In the trial, investigators randomly assigned patients evenly to receive Darzalex at 1,800 milligrams (mg) once per week, then once every three weeks, plus 1.3 mg per square meter of Velcade; 25 mg of Revlimid and 20 mg of dexamethasone; or VRd alone at the same dosing schedule. Starting in cycle 9, patients in the experimental group received 1,800 mg of Darzalex once every 4 weeks plus 25 mg of Revlimid and 40 mg of dexamethasone; patients in the control group received Rd at the same dosing schedule.

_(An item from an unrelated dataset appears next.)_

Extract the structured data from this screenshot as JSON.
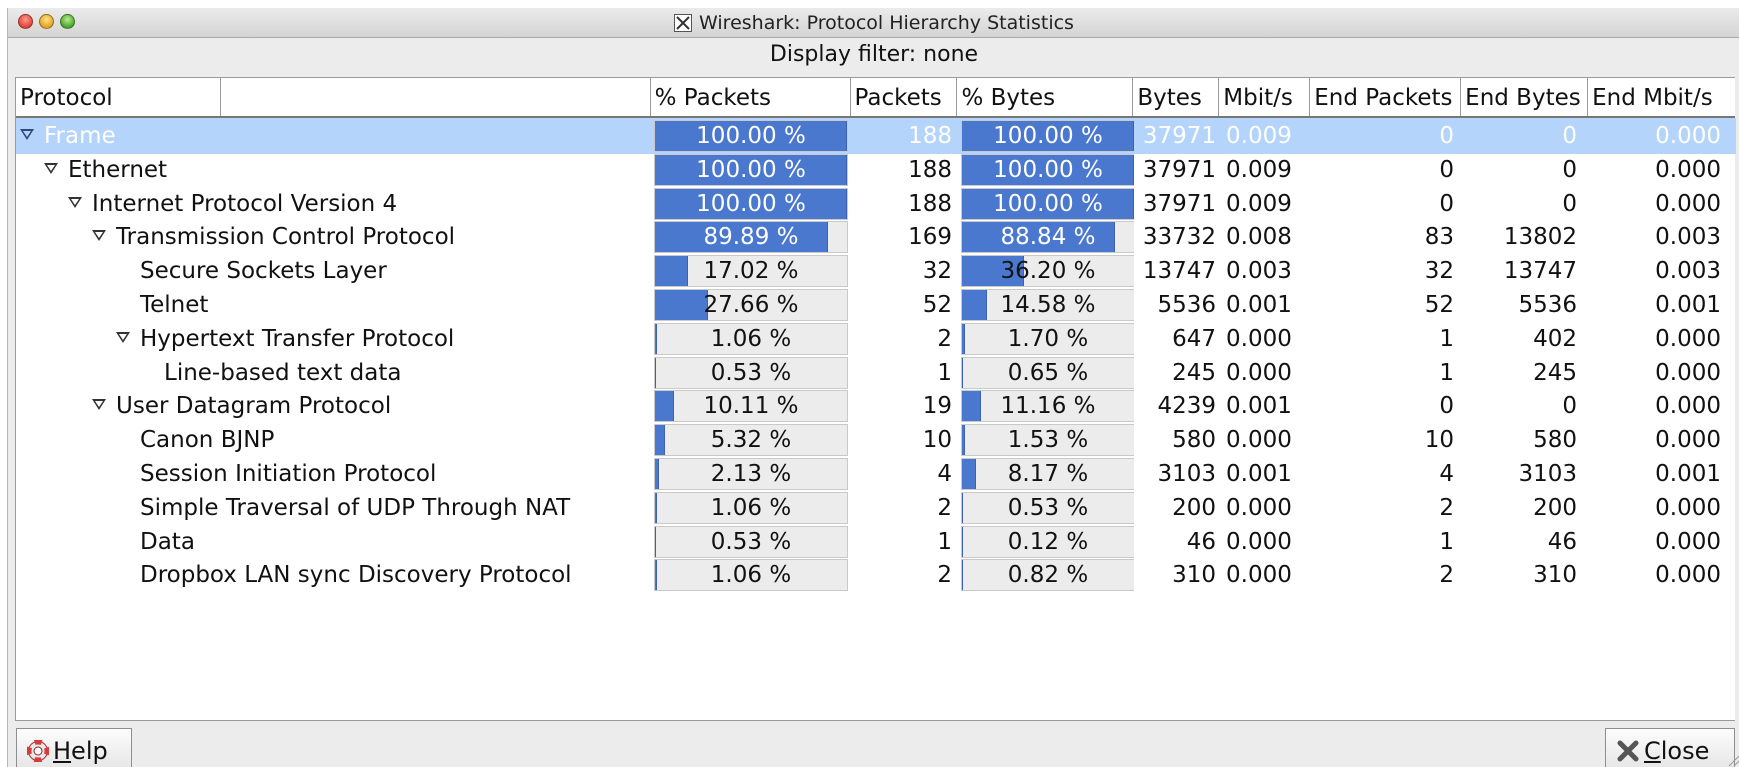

The overall MRD-negativity rate with a CR or better served as the trial’s primary end point. Secondary end points included PFS; the proportion of patients with sustained MRD negativity with a CR or better for at least 12 months; and CR or better rate.

Patients were required to have an ECOG performance status (PS) of 0 to 2 and a frailty score of 0 or 1.

Reference

“Phase 3 Randomized Study of Daratumumab (DARA) + Bortezomib, Lenalidomide and Dexamethasone (VRd) Versus Alone in Patients with Transplant-Ineligible Newly Diagnosed Multiple Myeloma or for Whom Transplant Is Not Planned As Initial Therapy: Analysis of Minimal Residual Disease in the Cepheus Trial” by Dr. Sonja Zweegman, et al. Presented at: 2024 ASH Annual Meeting; December 7-10, 2024; San Diego, California.